Douglas Stuart returns in this weeks literary fiction: JOHN OF JOHN by Douglas Stuart, LACK by Cecilia Knapp, HUNGER and THIRST by Claire Fuller

By STEPHANIE CROSS
Published: | Updated:
John of John is available now from the Mail Bookshop
A remote Hebridean island is the backdrop for Stuart’s third novel, which also feels removed in tone from its emotionally gruelling Glaswegian-set predecessors.
It’s the early 1990s, and young John-Calum (‘Cal’) is returning from art school to care for his grandmother, the gloriously eccentric Ella, while keeping his sexuality under wraps.
His father, John, a crofter and weaver, is a taciturn Presbyterian who was scandalously abandoned by his wife. But Cal and John are closer than they know: for years, John has been conducting a secret affair with his bachelor neighbour, Innes.
Themes of desire, duty and inheritance are woven as expertly as the tartan John produces, and Stuart’s gift for descriptions often feels miraculous.
Some may hanker for the operatic highs and lows of his previous books, but this beautiful story of literal and metaphorical homecoming is wholly satisfying.
Lack is available now from the Mail Bookshop
Knapp, an award-nominated poet, provides as acute and relatable a portrait of modern life as a thirtysomething woman as you could wish for.
Our unnamed, permanently drained narrator is in a stable relationship, has a job that consumes her time, a rent bill that consumes her salary, and is ambiguous about having children.
Gradually, we learn her history: the shadow cast by the loss of her mother at 11; her father’s infidelity; the pernicious effects of the Nineties and Noughties culture of misogyny and fatphobia; the fallout from a toxic situationship.

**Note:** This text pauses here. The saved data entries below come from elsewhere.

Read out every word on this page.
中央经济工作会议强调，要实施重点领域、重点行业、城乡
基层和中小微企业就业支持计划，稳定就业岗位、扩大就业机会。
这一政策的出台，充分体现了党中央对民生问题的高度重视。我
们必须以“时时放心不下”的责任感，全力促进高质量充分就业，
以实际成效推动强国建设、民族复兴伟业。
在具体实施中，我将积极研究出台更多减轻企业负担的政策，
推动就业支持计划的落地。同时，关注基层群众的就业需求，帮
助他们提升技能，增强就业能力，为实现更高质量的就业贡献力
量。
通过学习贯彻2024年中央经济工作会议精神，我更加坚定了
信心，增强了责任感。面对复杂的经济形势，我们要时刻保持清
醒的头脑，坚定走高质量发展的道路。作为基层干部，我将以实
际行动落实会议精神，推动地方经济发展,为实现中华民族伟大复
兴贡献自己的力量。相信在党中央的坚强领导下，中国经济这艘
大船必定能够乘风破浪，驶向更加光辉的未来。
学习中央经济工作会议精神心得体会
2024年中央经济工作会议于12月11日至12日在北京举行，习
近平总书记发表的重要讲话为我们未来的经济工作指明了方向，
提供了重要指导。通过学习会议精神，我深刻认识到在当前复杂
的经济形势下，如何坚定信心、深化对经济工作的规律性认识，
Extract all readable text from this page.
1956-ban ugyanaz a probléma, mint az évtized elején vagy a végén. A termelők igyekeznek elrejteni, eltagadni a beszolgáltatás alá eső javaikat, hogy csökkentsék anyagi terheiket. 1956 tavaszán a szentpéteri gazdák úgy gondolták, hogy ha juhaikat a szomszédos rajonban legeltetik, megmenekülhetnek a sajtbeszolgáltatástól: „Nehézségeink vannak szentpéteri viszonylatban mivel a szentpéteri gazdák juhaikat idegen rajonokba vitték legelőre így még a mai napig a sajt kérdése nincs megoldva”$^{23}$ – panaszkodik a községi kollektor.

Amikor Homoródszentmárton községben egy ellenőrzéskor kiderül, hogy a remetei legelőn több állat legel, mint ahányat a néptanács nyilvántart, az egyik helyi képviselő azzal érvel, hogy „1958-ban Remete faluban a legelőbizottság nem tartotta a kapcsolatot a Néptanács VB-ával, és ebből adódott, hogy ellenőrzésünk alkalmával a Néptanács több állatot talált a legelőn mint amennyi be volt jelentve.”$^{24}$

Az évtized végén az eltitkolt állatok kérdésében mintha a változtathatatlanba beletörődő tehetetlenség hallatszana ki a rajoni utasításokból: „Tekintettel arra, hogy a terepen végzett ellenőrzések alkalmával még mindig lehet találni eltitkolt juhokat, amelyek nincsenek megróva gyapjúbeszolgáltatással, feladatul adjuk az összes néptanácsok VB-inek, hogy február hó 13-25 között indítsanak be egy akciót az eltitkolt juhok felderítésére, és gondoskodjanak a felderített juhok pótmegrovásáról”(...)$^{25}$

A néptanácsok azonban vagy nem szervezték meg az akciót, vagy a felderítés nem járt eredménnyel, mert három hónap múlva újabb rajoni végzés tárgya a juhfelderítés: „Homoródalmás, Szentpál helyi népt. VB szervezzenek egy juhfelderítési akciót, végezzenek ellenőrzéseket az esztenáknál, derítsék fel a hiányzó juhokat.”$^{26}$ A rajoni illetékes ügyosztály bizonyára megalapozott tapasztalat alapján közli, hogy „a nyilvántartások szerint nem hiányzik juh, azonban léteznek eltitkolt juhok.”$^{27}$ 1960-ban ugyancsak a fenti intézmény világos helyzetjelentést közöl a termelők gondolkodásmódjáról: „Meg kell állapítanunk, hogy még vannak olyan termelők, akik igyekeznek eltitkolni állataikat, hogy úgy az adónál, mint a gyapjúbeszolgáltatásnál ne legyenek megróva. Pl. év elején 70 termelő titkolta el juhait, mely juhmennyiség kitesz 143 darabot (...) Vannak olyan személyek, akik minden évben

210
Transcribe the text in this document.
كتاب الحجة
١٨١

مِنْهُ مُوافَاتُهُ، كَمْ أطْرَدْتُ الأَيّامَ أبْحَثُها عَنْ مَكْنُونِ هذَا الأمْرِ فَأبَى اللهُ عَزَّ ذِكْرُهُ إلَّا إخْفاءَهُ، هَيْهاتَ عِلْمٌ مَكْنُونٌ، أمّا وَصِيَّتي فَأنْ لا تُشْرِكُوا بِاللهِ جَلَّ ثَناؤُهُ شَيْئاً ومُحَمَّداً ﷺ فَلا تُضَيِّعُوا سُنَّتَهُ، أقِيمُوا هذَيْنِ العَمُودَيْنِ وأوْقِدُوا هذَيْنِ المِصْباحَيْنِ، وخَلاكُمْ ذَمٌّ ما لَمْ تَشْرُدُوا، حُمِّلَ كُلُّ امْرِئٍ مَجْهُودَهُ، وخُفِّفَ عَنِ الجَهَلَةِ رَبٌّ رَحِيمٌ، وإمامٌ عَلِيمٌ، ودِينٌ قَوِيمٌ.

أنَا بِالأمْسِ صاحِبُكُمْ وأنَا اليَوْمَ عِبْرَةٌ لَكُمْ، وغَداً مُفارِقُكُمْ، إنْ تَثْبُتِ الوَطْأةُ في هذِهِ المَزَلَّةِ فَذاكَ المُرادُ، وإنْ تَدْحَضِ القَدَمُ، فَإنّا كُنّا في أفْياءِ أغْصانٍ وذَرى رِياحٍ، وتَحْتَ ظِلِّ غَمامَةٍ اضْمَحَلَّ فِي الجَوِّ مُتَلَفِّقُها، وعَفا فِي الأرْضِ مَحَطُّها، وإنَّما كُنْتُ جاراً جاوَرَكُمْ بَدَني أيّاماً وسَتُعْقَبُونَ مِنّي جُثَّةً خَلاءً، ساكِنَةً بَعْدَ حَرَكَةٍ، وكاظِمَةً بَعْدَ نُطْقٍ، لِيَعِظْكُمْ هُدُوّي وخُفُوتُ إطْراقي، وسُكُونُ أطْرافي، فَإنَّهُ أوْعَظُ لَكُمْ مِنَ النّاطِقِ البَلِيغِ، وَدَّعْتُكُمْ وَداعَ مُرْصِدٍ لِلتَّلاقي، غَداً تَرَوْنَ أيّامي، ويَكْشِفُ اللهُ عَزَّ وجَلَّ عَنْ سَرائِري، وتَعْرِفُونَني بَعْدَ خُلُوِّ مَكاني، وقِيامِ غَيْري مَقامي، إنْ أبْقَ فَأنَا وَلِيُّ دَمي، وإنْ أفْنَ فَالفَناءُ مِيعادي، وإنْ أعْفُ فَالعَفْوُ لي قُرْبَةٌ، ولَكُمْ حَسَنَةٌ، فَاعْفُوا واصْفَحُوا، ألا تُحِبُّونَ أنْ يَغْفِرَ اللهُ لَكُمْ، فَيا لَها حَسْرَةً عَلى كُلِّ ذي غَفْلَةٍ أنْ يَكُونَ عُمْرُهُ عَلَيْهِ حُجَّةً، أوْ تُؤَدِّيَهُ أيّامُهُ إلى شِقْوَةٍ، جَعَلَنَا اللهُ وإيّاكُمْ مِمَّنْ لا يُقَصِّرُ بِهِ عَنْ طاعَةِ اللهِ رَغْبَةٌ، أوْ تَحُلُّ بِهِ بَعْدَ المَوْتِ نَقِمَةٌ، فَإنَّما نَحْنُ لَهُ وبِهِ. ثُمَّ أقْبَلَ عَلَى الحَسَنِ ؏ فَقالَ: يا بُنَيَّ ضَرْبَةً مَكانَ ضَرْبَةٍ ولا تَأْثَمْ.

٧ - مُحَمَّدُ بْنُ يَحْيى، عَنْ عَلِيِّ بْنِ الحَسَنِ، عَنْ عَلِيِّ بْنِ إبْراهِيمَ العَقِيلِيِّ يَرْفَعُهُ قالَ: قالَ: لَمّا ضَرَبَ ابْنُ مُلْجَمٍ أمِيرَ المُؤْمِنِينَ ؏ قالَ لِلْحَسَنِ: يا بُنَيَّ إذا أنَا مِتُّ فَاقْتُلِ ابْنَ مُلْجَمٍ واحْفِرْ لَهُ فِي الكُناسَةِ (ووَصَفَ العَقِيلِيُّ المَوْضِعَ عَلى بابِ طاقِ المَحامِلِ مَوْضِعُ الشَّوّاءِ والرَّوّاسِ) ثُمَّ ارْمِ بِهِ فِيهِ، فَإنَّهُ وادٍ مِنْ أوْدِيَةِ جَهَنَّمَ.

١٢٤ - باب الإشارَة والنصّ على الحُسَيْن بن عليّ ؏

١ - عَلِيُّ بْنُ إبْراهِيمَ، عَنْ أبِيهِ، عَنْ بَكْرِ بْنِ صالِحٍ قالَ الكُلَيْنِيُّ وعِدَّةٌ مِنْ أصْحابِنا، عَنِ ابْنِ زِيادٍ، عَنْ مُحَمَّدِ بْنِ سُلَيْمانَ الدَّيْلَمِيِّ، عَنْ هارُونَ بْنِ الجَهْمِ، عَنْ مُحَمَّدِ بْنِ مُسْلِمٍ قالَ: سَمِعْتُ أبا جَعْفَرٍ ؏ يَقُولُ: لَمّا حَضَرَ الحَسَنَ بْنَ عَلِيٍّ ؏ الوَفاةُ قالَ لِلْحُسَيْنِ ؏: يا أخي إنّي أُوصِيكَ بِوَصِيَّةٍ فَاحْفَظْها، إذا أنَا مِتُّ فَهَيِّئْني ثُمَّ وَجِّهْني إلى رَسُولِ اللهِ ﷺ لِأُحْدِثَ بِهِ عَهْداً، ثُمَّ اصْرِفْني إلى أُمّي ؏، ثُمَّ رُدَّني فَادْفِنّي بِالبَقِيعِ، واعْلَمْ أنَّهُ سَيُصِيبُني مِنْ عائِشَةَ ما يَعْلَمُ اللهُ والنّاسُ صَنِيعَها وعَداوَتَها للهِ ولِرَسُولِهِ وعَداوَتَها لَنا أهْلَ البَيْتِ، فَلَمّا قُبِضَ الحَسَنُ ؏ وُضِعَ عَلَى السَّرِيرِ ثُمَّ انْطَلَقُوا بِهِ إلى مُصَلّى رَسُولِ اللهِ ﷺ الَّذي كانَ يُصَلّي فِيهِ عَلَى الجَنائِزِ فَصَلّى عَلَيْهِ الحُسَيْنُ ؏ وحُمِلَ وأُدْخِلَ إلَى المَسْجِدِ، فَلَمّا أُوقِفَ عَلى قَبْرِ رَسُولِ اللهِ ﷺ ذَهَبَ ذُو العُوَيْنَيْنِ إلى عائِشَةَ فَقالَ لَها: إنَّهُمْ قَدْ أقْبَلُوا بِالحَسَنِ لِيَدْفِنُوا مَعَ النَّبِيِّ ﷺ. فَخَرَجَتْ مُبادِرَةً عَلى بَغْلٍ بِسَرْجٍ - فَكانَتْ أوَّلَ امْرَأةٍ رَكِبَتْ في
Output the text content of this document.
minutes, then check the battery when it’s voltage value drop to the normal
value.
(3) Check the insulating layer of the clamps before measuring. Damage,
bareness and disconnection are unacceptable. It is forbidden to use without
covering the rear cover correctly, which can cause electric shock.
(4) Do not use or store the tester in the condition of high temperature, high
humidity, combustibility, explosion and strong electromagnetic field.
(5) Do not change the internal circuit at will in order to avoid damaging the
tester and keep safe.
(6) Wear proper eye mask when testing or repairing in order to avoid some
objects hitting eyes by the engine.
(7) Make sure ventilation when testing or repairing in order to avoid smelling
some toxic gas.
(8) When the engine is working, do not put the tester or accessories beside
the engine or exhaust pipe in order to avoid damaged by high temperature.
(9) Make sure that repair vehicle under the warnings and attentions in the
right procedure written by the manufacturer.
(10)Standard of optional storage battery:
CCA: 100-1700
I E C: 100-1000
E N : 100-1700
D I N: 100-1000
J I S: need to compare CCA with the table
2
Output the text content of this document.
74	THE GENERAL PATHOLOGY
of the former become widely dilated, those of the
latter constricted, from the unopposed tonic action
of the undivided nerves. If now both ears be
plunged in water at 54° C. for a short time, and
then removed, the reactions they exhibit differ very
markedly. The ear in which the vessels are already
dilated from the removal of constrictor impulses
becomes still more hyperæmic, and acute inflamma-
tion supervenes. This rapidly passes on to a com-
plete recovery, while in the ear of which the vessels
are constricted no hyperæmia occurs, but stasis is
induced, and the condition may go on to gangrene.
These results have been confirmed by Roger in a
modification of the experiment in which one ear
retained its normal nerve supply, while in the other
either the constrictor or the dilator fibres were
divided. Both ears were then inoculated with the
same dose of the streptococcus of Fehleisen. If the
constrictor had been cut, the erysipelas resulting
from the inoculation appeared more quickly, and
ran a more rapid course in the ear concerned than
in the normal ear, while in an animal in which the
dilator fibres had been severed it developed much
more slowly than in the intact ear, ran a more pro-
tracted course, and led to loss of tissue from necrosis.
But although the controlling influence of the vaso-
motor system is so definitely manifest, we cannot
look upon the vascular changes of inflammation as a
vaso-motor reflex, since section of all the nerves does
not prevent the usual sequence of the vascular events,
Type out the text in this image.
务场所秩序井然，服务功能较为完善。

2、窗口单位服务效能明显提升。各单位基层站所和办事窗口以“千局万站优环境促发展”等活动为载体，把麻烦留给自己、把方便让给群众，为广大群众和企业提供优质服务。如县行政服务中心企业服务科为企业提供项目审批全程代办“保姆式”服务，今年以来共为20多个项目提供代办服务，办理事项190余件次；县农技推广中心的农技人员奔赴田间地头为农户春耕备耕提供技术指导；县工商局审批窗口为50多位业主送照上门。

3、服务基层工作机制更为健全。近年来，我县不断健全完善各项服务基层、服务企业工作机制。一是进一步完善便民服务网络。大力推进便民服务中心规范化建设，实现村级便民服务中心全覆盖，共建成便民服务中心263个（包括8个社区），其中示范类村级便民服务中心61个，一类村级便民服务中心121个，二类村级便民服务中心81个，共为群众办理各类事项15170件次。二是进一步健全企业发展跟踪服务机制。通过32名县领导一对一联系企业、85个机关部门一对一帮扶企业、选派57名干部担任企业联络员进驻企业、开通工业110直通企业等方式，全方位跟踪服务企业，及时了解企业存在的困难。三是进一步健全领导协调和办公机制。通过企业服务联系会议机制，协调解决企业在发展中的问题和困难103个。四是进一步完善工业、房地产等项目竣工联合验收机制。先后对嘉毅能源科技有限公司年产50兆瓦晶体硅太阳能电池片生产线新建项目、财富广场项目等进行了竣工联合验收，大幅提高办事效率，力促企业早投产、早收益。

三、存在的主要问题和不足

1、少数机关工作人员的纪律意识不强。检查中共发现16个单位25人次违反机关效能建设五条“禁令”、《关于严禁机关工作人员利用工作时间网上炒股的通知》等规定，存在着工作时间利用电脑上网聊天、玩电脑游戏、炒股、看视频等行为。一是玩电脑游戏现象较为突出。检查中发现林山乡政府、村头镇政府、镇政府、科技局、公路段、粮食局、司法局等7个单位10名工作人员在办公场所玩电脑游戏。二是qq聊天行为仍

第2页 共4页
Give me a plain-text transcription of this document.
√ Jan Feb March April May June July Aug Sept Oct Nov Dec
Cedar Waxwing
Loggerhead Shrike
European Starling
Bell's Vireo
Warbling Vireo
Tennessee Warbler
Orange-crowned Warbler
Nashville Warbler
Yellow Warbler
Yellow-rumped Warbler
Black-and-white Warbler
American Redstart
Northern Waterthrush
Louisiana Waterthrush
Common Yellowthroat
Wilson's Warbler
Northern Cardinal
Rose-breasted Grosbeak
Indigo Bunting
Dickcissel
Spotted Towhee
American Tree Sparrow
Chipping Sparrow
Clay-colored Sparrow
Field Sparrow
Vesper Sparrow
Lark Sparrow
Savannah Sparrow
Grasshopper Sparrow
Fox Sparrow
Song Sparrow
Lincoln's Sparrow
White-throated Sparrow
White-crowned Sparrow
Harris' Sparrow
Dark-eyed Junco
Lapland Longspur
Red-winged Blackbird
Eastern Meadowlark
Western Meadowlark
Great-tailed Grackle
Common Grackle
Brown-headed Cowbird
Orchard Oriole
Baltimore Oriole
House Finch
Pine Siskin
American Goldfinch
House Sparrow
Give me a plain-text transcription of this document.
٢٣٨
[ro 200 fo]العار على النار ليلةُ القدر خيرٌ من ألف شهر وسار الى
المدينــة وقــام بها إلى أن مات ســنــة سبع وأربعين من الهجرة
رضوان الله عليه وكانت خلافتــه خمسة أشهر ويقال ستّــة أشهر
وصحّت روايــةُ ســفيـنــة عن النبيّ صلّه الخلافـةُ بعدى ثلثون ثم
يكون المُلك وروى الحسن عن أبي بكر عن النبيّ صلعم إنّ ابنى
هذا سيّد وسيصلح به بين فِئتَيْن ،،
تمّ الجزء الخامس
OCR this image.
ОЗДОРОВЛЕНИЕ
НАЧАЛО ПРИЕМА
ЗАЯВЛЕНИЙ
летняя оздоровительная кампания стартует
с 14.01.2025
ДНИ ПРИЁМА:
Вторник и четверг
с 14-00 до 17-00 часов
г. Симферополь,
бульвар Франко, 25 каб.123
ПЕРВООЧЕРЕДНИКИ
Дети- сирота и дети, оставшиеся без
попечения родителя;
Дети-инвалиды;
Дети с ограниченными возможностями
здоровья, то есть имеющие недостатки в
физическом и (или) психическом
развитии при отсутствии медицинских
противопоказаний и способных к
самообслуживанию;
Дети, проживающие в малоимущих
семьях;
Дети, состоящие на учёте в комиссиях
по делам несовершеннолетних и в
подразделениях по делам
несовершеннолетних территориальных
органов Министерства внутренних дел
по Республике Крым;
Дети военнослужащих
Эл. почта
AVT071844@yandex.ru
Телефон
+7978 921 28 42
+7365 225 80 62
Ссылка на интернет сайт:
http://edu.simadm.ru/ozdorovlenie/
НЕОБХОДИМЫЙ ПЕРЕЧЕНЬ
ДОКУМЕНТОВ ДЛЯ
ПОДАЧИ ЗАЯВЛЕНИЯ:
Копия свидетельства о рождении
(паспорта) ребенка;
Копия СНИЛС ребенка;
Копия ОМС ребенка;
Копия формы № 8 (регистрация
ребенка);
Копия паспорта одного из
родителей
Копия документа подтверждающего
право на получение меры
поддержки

It could have felt like a box-ticking exercise, yet in Knapp’s skilful hands feels utterly authentic as our narrator finally arrives at a hard-won place, if not of plenty, then from which she can create a sustainable existence.
Hunger & Thirst is available now
Fuller, known for her award-winning Unsettled Ground, returns with a queasily oppressive psychological horror about trauma that refuses to stay repressed.
When we meet Ursula ‘Uschi’ Major, she’s a reclusive sculptor whose past – in a somewhat underutilised frame narrative – is about to be exposed by a documentary maker.
Back in 1987, Ursula was a vulnerable teenager, learning to live independently after years in care following her mother’s tragic death. Ursula hungers for a family, and in would-be horror film-maker Sue, she thinks she’s at least found a friend.
But when Ursula moves into a squat that was the scene of a terrible murder, reality starts to break down. The result is a creepily effective (if not truly edge-of-seat) tale which deftly deploys horror tropes and motifs.